6 jul 2016
Consumentenverkoop bloembollen maakt geen inbreuk op kwekersrecht
Rechtbank Den Haag 6 juli 2016, IEF 16125; ECLI:NL:RBDHA:2016:7375 (A Amaryllis tegen gedaagden B en C)
Kwekersrecht. A is houdster van kwekersrechten op NYMPH, EXPOSURE en GRAND CRU. Partijen twisten over wat [B] met de bloembollen die zich nog op de percelen van [D] bevonden. Dat bloembollen zijn gebruikt om daaruit bloemen te telen, wordt niet door enig bewijs gedragen. De bollen zijn (deels) verkocht op de consumentenmarkt, dat is geen handeling die inbreuk maakt op het kwekersrecht. Het gaat niet om handelingen met betrekking tot teeltmateriaal, niet op oogstmateriaal. Mogelijkheid om het kwekersrecht uit te oefenen met betrekking tot het teeltmateriaal heeft niet ontbroken.
4.10. Daarmee is echter nog geen inbreuk op de kwekersrechten van [A] gegeven omdat de kwekersrechten van [A] in beginsel alleen zien op handelingen met betrekking tot teeltmateriaal (c.q. componenten) van de beschermde rassen en niet op oogstmateriaal.
4.12. Zelfs indien de vergaande opvatting van [A] wordt gevolgd en de bloembollen tot aan de verkoop als teeltmateriaal zouden worden aangemerkt, kan niet worden geoordeeld dat [B] ten aanzien van dat materiaal de in artikel 57 lid 1 ZPW genoemde voorbehouden handelingen heeft verricht. [B] heeft geen teeltmateriaal voortgebracht of vermeerderd omdat de bollen reeds in de grond stonden toen zij de teelt overnam. Het voortbrengen of vermeerderen is dan veeleer door [D] tot stand gebracht. Evenmin is in te zien dat [B] de bollen ten behoeve van de vermeerdering heeft behandeld. [A] heeft weliswaar gesteld dat [B] de verzorging van de bollen heeft overgenomen, maar zij heeft nagelaten te onderbouwen welke handelingen dat verzorgen omvat en waarom dat gelijk is te stellen aan het behandelen van het materiaal ten behoeve van de vermeerdering. Dat [B] bollen heeft ingevoerd of uitgevoerd is niet gesteld en de leverbare bollen die [B] heeft verkocht waren ook in de opvatting van [A] op het tijdstip van de verkoop niet meer als teeltmateriaal aan te merken. Het voor dat doel, de verkoop als leverbare bol, in voorraad hebben is dan geen voorbehouden handeling.
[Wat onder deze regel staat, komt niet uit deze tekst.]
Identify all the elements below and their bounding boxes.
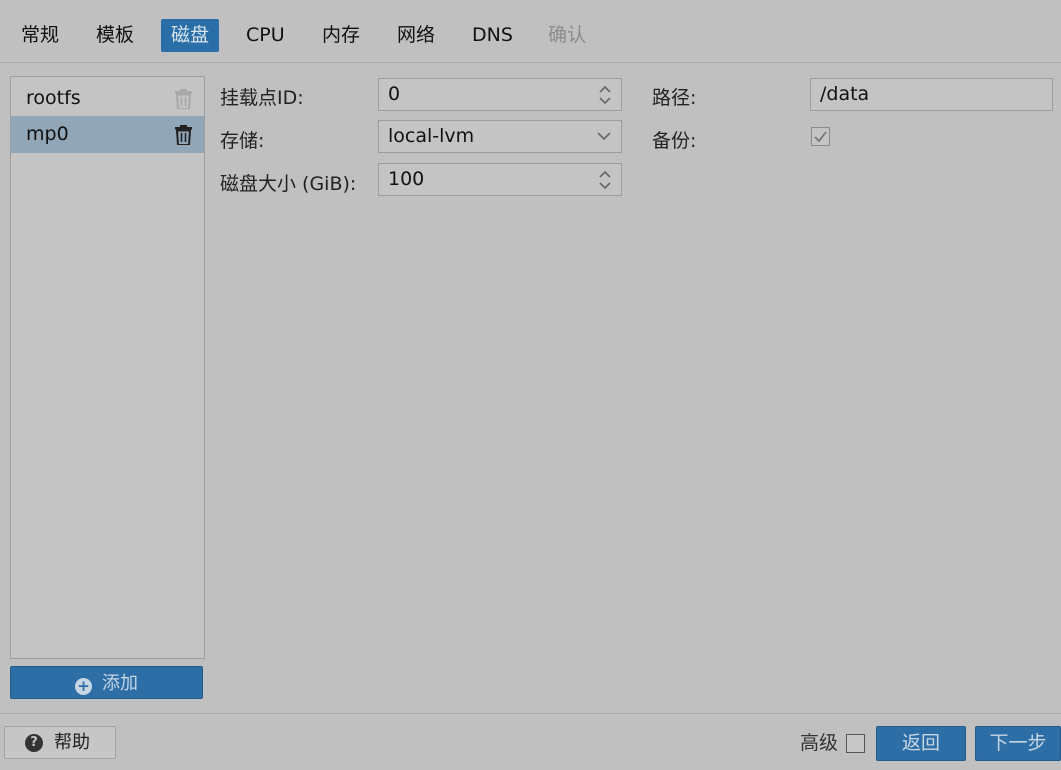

4.13. Het verrichten van voorbehouden handelingen als bedoeld in artikel 57 lid 1 ZPW is gezien het voorgaande niet vast komen te staan. Dat voor wat betreft de door de GKVo beschermde rassen een en ander anders moet worden beoordeeld, is door [A] niet aangevoerd.
4.14. Het kennelijke beroep van [A] op artikel 57 lid 4 ZPW en artikel 13 lid 3 GKVo is onvoldoende gemotiveerd. Daargelaten of deze bepalingen zien op een situatie als de onderhavige, wijst [A] in haar pleitnota allereerst op ongeoorloofd gebruik van de bloembollen door [B] . Zoals hiervoor vastgesteld, heeft [B] echter geen (ongeoorloofde) handelingen verricht ten aanzien van teeltmateriaal c.q. componenten, zoals door artikel 57 lid 4 ZPW respectievelijk artikel 13 lid 3 GKVo vereist. Bovendien is zonder nadere motivering niet in te zien dat [A] haar recht met betrekking tot het teeltmateriaal niet heeft kunnen uitoefenen. Zij heeft integendeel conservatoir beslag gelegd op het inbreukmakend materiaal van de beschermde rassen op zowel de [adres 1] als de [adres 2] . Vervolgens heeft zij het beslag ten aanzien van de [adres 1] (en naar is aan te nemen ook de [adres 2] ) vrijwillig opgeheven om nadien wederom een soortgelijk beslag te leggen. Niets heeft er dus aan in de weg gestaan dat [A] op grond van haar kwekersrechten tegen [D] zou optreden.